IQSS / dataverse

Open source research data repository software
http://dataverse.org
Other
879 stars 492 forks source link

Service Stability: Long lived objects eventually cause repeated stop-the-world gc. #2013

Closed kcondon closed 9 years ago

kcondon commented 9 years ago

The recent instability in service today seems to mostly be due to continuous stop-the-world gc.

I know this because each time there was a failure I checked: jstat gcutil and jmap -heap

Increasing the heap size helped but it's still happening.
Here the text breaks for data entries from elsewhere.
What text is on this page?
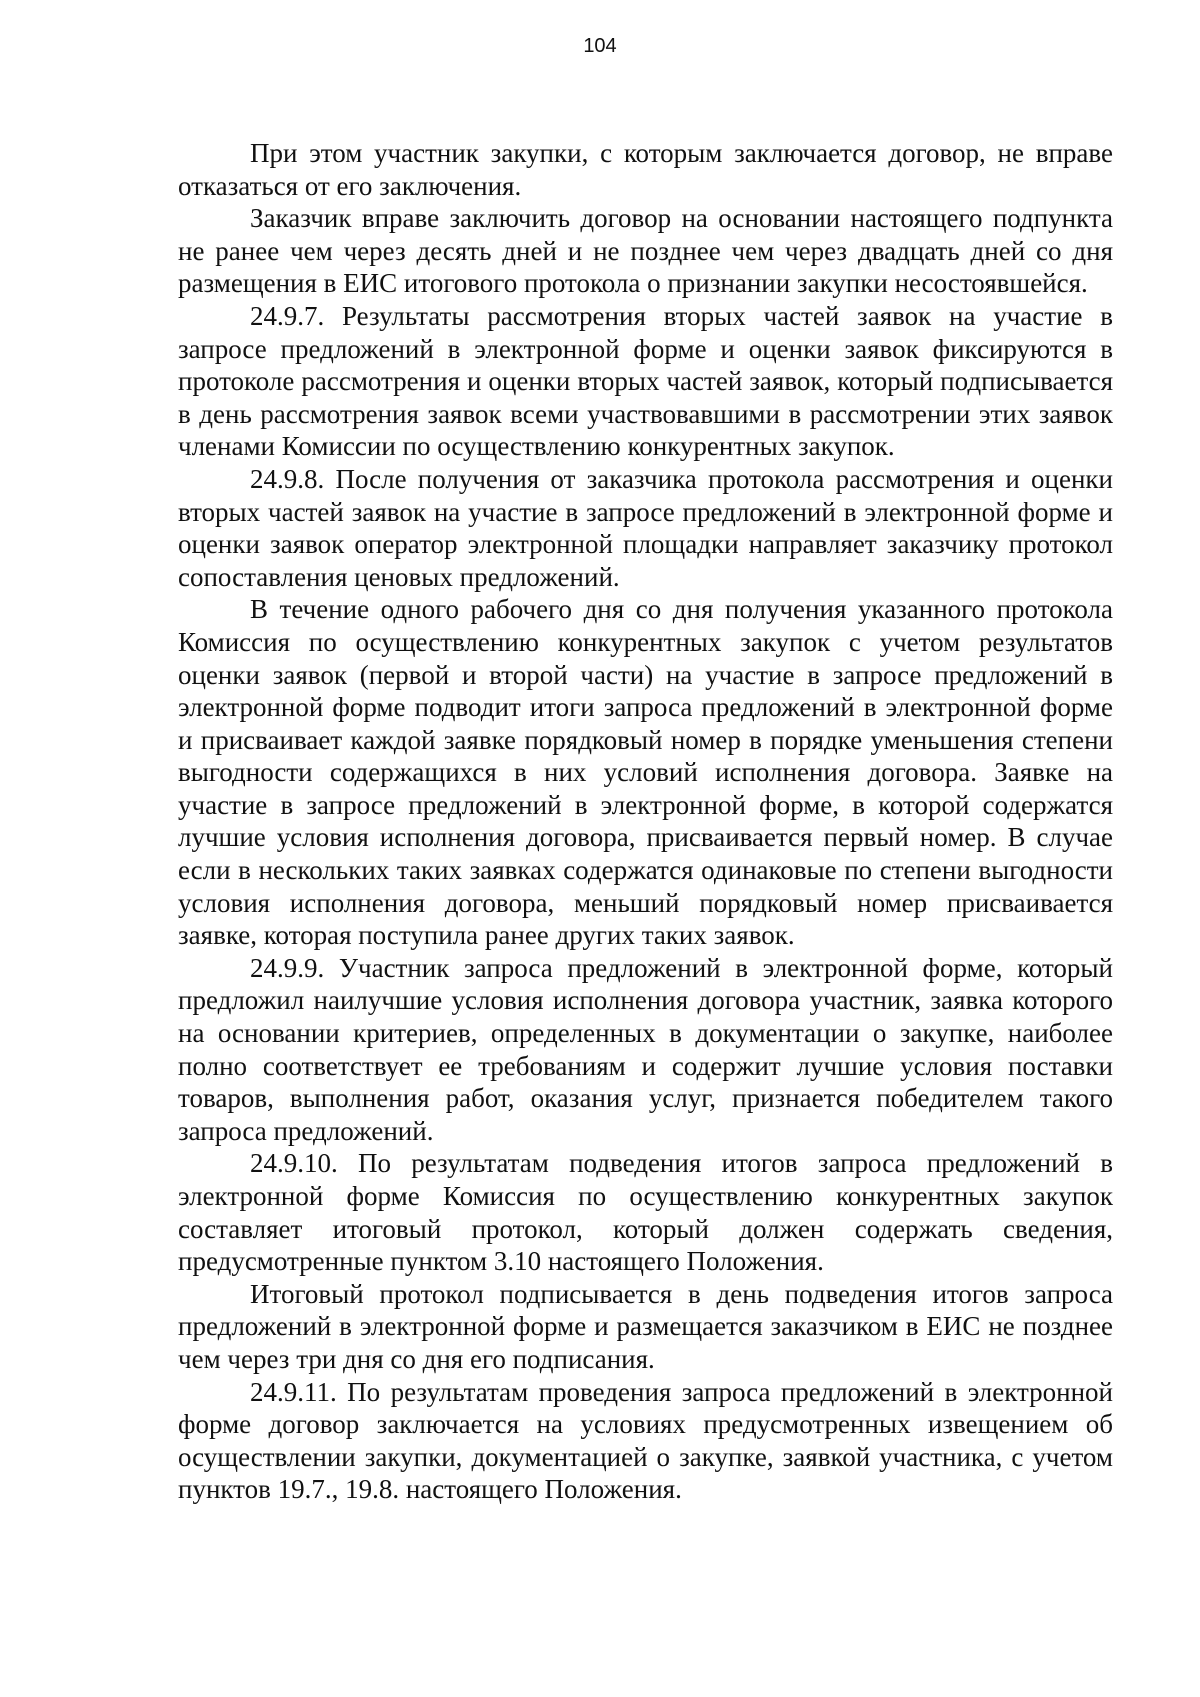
104

При этом участник закупки, с которым заключается договор, не вправе отказаться от его заключения.

Заказчик вправе заключить договор на основании настоящего подпункта не ранее чем через десять дней и не позднее чем через двадцать дней со дня размещения в ЕИС итогового протокола о признании закупки несостоявшейся.

24.9.7. Результаты рассмотрения вторых частей заявок на участие в запросе предложений в электронной форме и оценки заявок фиксируются в протоколе рассмотрения и оценки вторых частей заявок, который подписывается в день рассмотрения заявок всеми участвовавшими в рассмотрении этих заявок членами Комиссии по осуществлению конкурентных закупок.

24.9.8. После получения от заказчика протокола рассмотрения и оценки вторых частей заявок на участие в запросе предложений в электронной форме и оценки заявок оператор электронной площадки направляет заказчику протокол сопоставления ценовых предложений.

В течение одного рабочего дня со дня получения указанного протокола Комиссия по осуществлению конкурентных закупок с учетом результатов оценки заявок (первой и второй части) на участие в запросе предложений в электронной форме подводит итоги запроса предложений в электронной форме и присваивает каждой заявке порядковый номер в порядке уменьшения степени выгодности содержащихся в них условий исполнения договора. Заявке на участие в запросе предложений в электронной форме, в которой содержатся лучшие условия исполнения договора, присваивается первый номер. В случае если в нескольких таких заявках содержатся одинаковые по степени выгодности условия исполнения договора, меньший порядковый номер присваивается заявке, которая поступила ранее других таких заявок.

24.9.9. Участник запроса предложений в электронной форме, который предложил наилучшие условия исполнения договора участник, заявка которого на основании критериев, определенных в документации о закупке, наиболее полно соответствует ее требованиям и содержит лучшие условия поставки товаров, выполнения работ, оказания услуг, признается победителем такого запроса предложений.

24.9.10. По результатам подведения итогов запроса предложений в электронной форме Комиссия по осуществлению конкурентных закупок составляет итоговый протокол, который должен содержать сведения, предусмотренные пунктом 3.10 настоящего Положения.

Итоговый протокол подписывается в день подведения итогов запроса предложений в электронной форме и размещается заказчиком в ЕИС не позднее чем через три дня со дня его подписания.

24.9.11. По результатам проведения запроса предложений в электронной форме договор заключается на условиях предусмотренных извещением об осуществлении закупки, документацией о закупке, заявкой участника, с учетом пунктов 19.7., 19.8. настоящего Положения.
Suggestions are to look at the access log and run the memory profiler on the app, looking for large object hierarchies being created and not freed on the most common pages, such as the homepage.

mercecrosas commented 9 years ago

FYI - We're still having once in a while Service temporarily unavailable:

PROBLEM: HTTPS-dvn is CRITICAL on host dataverse.harvard.edu

Service: HTTPS-dvn Host: dataverse.harvard.edu Alias: Production installation of Dataverse at Harvard Address: dataverse.harvard.edu Host Group Hierarchy: Opsview > DVN > DVN_Production State: CRITICAL Date & Time: Sun Apr 19 04:54:14 EDT 2015

Additional Information:

HTTP CRITICAL: HTTP/1.1 503 Service Temporarily Unavailable - 582 bytes in 30.697 second response time

pdurbin commented 9 years ago

Adding the Content-Length header in 2c81bea 5 days ago seems to have helped with large file downloads but there is more complexity to figure out having to do with Transfer-Encoding: chunked header for large files.

scolapasta commented 9 years ago

Passing to QA.

kcondon commented 9 years ago

Tested the original test case: Downloading a specific large datafile, >2GB immediately caused the 503 error. This no longer happens. Used a direct to glassfish, port 8181 with apache rewrite rules to bypass apache for downloading. Closing.